The Importance of Being Earnest is getting a new big-screen treatment. It stars the British actors that weren't in Gosford Park, and the wife (Reese Witherspoon) of the American who was (Ryan Phillipe.) Judy Dench, Rupert Everett, Colin Firth, Tom Wilkinson, and many more are featured.

from Film Forum, 05/30/02

For moviegoers who prefer something classical, Oscar Wilde's The Importance of Being Earnest makes a welcome return to the "stage" in a new adaptation directed by Oliver Parker. It is unlikely that any production of the play has ever boasted such a talented cast. Rupert Everett (An Ideal Husband), Colin Firth (Bridget Jones's Diary), Reese Witherspoon (Legally Blonde), Frances O'Connor (A.I. Artificial Intelligence), and Dame Judi Dench (Chocolat) bring to life this witty, literate comedy of manners, romance, and misunderstanding.

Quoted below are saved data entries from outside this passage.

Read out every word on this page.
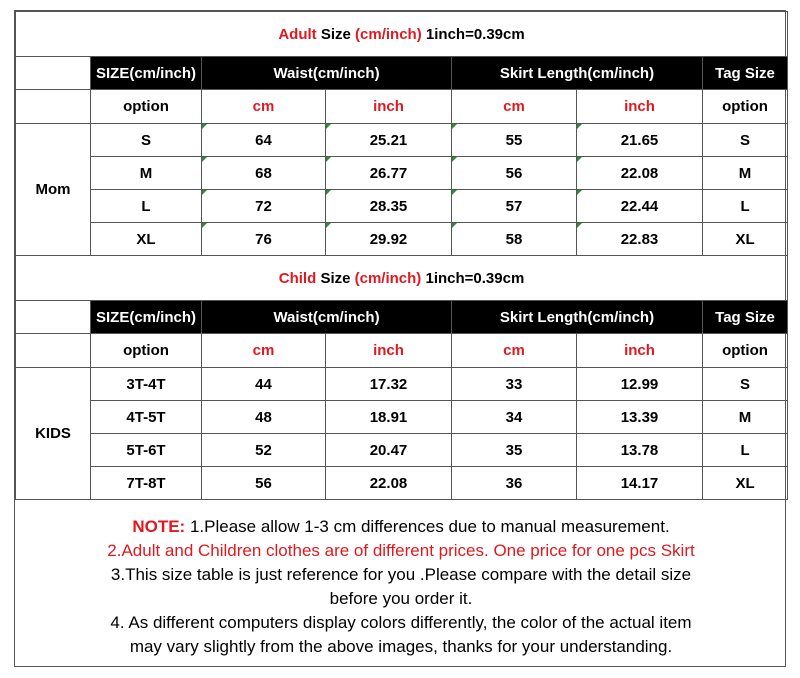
Adult Size (cm/inch) 1inch=0.39cm						
	SIZE(cm/inch)	Waist(cm/inch)		Skirt Length(cm/inch)		Tag Size
	option	cm	inch	cm	inch	option
Mom	S	64	25.21	55	21.65	S
	M	68	26.77	56	22.08	M
	L	72	28.35	57	22.44	L
	XL	76	29.92	58	22.83	XL
Child Size (cm/inch) 1inch=0.39cm						
	SIZE(cm/inch)	Waist(cm/inch)		Skirt Length(cm/inch)		Tag Size
	option	cm	inch	cm	inch	option
KIDS	3T-4T	44	17.32	33	12.99	S
	4T-5T	48	18.91	34	13.39	M
	5T-6T	52	20.47	35	13.78	L
	7T-8T	56	22.08	36	14.17	XL

NOTE: 1.Please allow 1-3 cm differences due to manual measurement.

2.Adult and Children clothes are of different prices. One price for one pcs Skirt

3.This size table is just reference for you .Please compare with the detail size

before you order it.

4. As different computers display colors differently, the color of the actual item

may vary slightly from the above images, thanks for your understanding.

However, many critics in both the religious and mainstream press find something lacking in this particular version. The USCCB's critic writes, "The importance of being honest requires advising that The Importance of Being Earnest … is far off the mark. Oscar Wilde's bitingly witty satire of upper-class romantic silliness is reduced to a bland drawing room comedy."

But Eric and Lisa Rice (Movieguide) write, "This movie looks great with beautifully designed costumes and sets. Earnest displays the tangled web of deception and the incredible hardship that it causes. [The actors] all do a marvelous job of keeping this complicated plot going."

Mary Draughon (Preview) does not comment on how this version of the play compares to others. Rather, she gives Earnest a "plus" because it is "absolutely free of foul language, violence and explicit sexual content" but cautions that it "has some slightly sensual material."

Some critics praise it but worry that today's average moviegoer is not educated enough or sophisticated enough to appreciate its subtle achievements. Roger Ebert says, "I yearn for a world in which every drawing room is a stage, and we but players on it. But does anyone these days know what a drawing room is? How can people recognize wit who begin with only a half-measure of it?"

MaryAnn Johanson (Flick Filosopher) says, "It's a sorry commentary on the state of contemporary film that the script for the best-written movie so far this year is more than a century old. It's arrant nonsense, of course, but even this hundred-year-old nonsense is fresher, sillier, more vibrant, more delicious than anything of recent vintage. The point is merely to laugh—a lot—and leave the theater walking on air and feeling that surely silliness will never reach so splendid an apex again."